High Blood Pressure Symptoms

Men are the ones that often have high blood pressure, as compared to women are often protected until the time of their menopausal stage. The occurrence of hypertension or high blood pressure is more likely to be acquired as an individual’s age increases. This is often because of the weakening of the heart which is like any other organ in the body that deteriorates over time.

The level that is normal for blood pressure is lower than 120/80, wherein the 120 corresponds to the measurement of systolic pressure. This is the pressure which indicates the strongest pressure against the arteries. On the other hand, the 80 corresponds to the measurement of diastolic pressure which is the least force exerted in the arteries. The blood pressures between 120/80 and 139/89 are classified as pre-hypertension which suggests a significant hazard of having hypertension or high blood pressure, and a blood pressure of 140/90 or higher than that can be diagnosed as hypertension already.

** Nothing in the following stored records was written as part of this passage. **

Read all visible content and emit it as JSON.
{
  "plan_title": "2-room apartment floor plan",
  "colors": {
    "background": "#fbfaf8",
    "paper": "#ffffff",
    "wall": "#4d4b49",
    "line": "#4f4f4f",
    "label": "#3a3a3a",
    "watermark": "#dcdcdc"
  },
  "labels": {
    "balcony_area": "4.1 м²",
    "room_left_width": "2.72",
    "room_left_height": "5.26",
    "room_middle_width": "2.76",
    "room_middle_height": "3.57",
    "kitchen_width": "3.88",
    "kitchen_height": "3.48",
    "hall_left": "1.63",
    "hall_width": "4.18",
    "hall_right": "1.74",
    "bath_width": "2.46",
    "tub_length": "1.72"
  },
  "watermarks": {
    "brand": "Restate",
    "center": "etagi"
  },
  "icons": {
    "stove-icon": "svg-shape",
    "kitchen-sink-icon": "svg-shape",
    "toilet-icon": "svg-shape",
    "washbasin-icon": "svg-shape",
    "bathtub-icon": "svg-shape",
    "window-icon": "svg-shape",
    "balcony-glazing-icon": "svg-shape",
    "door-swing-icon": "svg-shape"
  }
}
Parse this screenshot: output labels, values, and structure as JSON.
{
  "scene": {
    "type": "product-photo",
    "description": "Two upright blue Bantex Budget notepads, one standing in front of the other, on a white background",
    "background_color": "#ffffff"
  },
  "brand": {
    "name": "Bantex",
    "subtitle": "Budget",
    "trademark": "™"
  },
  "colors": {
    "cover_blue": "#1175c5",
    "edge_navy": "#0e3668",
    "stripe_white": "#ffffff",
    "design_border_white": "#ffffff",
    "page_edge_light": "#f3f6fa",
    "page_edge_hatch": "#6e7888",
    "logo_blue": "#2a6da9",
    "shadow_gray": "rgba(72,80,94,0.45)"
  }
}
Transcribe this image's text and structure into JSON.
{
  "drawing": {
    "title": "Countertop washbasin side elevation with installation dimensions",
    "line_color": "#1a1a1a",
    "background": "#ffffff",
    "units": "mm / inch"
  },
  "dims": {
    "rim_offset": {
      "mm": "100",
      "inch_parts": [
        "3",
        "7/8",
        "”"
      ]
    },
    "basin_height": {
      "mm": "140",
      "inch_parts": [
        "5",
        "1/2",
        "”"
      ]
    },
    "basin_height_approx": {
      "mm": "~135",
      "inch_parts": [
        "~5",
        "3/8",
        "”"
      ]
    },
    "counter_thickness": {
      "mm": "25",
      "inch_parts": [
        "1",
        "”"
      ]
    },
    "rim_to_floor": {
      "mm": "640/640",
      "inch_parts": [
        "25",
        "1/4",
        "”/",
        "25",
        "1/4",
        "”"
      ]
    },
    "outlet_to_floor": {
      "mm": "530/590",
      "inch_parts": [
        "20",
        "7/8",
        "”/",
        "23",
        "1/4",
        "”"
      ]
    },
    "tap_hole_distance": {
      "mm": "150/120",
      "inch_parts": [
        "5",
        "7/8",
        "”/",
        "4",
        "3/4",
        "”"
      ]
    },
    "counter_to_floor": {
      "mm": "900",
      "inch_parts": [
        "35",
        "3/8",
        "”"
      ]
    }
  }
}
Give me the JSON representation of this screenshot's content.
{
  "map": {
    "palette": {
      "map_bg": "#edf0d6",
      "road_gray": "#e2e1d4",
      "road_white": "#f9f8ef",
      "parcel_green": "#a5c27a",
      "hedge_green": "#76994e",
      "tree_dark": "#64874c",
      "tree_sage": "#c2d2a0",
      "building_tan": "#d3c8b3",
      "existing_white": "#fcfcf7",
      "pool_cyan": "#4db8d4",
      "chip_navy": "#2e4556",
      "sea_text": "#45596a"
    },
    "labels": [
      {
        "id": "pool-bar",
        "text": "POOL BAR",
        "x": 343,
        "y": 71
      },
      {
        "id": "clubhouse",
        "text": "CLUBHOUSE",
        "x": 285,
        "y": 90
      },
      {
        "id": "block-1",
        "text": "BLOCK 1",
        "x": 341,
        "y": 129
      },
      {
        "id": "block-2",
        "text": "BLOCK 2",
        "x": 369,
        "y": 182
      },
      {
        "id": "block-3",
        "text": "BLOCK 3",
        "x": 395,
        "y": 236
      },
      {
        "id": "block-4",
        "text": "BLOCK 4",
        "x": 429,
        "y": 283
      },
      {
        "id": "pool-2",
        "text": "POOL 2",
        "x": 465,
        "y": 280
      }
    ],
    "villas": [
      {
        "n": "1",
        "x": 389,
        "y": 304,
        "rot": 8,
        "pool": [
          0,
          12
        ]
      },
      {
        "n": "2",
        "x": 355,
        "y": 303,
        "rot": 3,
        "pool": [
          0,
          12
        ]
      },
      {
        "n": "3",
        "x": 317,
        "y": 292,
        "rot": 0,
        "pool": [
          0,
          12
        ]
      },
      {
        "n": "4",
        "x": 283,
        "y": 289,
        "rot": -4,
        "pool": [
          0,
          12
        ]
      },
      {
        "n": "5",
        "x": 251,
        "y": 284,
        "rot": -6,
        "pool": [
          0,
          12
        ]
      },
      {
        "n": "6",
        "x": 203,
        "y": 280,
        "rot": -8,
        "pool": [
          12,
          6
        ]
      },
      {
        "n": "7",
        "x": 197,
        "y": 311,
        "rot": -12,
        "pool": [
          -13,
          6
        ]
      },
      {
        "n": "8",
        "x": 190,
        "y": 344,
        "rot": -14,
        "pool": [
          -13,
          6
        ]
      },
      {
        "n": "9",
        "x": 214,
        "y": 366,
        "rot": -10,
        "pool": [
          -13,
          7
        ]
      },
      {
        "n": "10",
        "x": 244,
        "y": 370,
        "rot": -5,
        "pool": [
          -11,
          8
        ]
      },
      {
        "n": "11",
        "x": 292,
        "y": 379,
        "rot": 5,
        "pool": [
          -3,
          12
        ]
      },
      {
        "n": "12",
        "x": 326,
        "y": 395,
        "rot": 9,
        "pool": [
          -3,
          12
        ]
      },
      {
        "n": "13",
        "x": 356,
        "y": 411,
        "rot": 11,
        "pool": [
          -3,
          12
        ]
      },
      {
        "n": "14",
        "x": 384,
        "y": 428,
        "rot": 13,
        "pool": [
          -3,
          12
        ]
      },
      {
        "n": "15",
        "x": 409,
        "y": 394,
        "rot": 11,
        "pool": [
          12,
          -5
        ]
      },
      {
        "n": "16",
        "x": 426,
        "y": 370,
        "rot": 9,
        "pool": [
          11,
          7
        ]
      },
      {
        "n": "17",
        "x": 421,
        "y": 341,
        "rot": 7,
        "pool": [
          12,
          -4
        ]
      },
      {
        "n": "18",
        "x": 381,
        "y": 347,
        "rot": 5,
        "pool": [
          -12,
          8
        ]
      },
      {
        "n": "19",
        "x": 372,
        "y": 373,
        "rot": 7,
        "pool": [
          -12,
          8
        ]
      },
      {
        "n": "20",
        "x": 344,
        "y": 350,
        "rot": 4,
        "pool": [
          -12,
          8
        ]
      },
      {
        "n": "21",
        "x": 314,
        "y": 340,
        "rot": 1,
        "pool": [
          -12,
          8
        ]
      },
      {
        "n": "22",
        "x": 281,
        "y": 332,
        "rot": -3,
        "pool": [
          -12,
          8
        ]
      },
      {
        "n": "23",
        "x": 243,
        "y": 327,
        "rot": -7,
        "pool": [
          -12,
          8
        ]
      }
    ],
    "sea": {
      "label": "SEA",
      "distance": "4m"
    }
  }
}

High Blood Pressure or hypertension is generally divided into different types namely, the primary and the secondary hypertension. In primary hypertension or what is also known as essential hypertension, the chronic elevation of blood pressure comes about exclusive of indication of some other illness. According to the research of experts, primary hypertension accounts ninety to ninety-five percent of all hypertension cases. In secondary hypertension, the elevation of blood pressure results from some other disorders such as kidney disease. Even though the root or cause of the essential hypertension is mainly unidentified, lifestyle issues have been found to be significant contributing factors to the expansion of the disease of hypertension.

Essential Hypertension is characteristically known to have an asymptomatic disorder, which means that it occurs without appearance of symptoms. When symptoms take place, more often than not they are associated to the long term consequential effects of hypertension on the organ systems of the human body, which includes the kidneys, heart, and eyes. Hypertension is a chief threat for having atherosclerosis which in common language is the fatty material that collects along the walls of arteries and it predisposes to every major atherosclerotic cardiovascular disorder. The danger of having coronary artery disease and stroke depend on other risk factors such as obesity, smoking, and elevated cholesterol levels.

A simple rise in the blood pressure usually takes place without any symptoms and so hypertension has been tagged as "the silent killer." It is tagged like this since the progression of the disease is rapid, and it can possibly build up harmful complications in the future. The term uncomplicated hypertension may be present and may hang about unseen for several years, or even decades. This ensues when there are no symptoms, and those affected fall short to experience episodic blood pressure screening. There is no guarantee that a person with hypertension will present any symptoms of the condition. In any case, whatever it may be, it is really worthwhile to submit yourself to periodic screenings of blood pressure though symptoms are not yet visible.

Extremely high blood pressure may lead the way to the presence of some symptoms, on the other hand, and these include dizziness, harsh headaches, confusion, fatigue, nausea, vision problems, chest pains, breathing problems, and irregular heartbeat. Nonetheless, lots of individuals do not search for medical care in anticipation that they have more harsh symptoms from the organ damage that chronic hypertension can cause. Frequently, though, a person’s first encounter with a medical doctor may be after significant damage to the end-organs has occurred. That is why greater public consciousness and regular screening of the blood pressure may help to identify patients with undiagnosed high blood pressure before large complications have grown.